Results of the first pilot project are very promising
In the summer of 2007, this Durflex® technology was used on a 300-meter section of regular track on the Hamburg - Hannover high-speed line at Uelzen in Lower Saxony. imb Dynamik, a specialist in railroad track studies, performed extensive tests at Uelzen to determine the positional stability of the track, the base load, noise emissions and other relevant track superstructure parameters, and presented the results at the aforementioned VDEI symposium in Berlin. It turned out that Durflex® cuts the vibrations of the track system and, therefore, structure-borne noise emissions by around 40 percent compared with a standard ballast superstructure. Depending on the type of train – ICE, regional express or freight train – air-borne noise emissions are reduced by between 1.5 and 3 dB. Track sections foamed with Durflex® exhibit far less ballast compression, resulting in much more stable and durable track packing.

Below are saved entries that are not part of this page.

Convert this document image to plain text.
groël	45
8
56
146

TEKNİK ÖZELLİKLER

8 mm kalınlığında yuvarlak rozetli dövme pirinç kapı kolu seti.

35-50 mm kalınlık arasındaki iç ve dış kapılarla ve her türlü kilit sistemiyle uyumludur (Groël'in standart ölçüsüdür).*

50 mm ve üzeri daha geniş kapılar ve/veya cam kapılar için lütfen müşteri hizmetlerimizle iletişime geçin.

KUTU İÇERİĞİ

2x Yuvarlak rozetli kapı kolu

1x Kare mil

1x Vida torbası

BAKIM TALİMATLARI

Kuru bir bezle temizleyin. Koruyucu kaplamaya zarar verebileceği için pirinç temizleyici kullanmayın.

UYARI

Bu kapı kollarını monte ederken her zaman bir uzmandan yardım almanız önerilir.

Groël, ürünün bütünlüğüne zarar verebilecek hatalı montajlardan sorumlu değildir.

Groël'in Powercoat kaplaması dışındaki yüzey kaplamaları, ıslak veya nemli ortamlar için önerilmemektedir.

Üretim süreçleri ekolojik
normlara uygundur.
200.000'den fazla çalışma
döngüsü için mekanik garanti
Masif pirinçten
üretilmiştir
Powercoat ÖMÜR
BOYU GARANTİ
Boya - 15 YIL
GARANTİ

Overall, the new track superstructure system meets the high expectations of all the partners involved in the project, which was reflected in the positive feedback at the VDEI symposium and in the numerous inquiries received from rail network operators inside and outside Germany. Once again, BaySystems®, the umbrella brand for the global polyurethane systems operations of Bayer MaterialScience, has proved itself to be a professional system development partner for its customers, true to the Bayer slogan “Science For A Better Life”.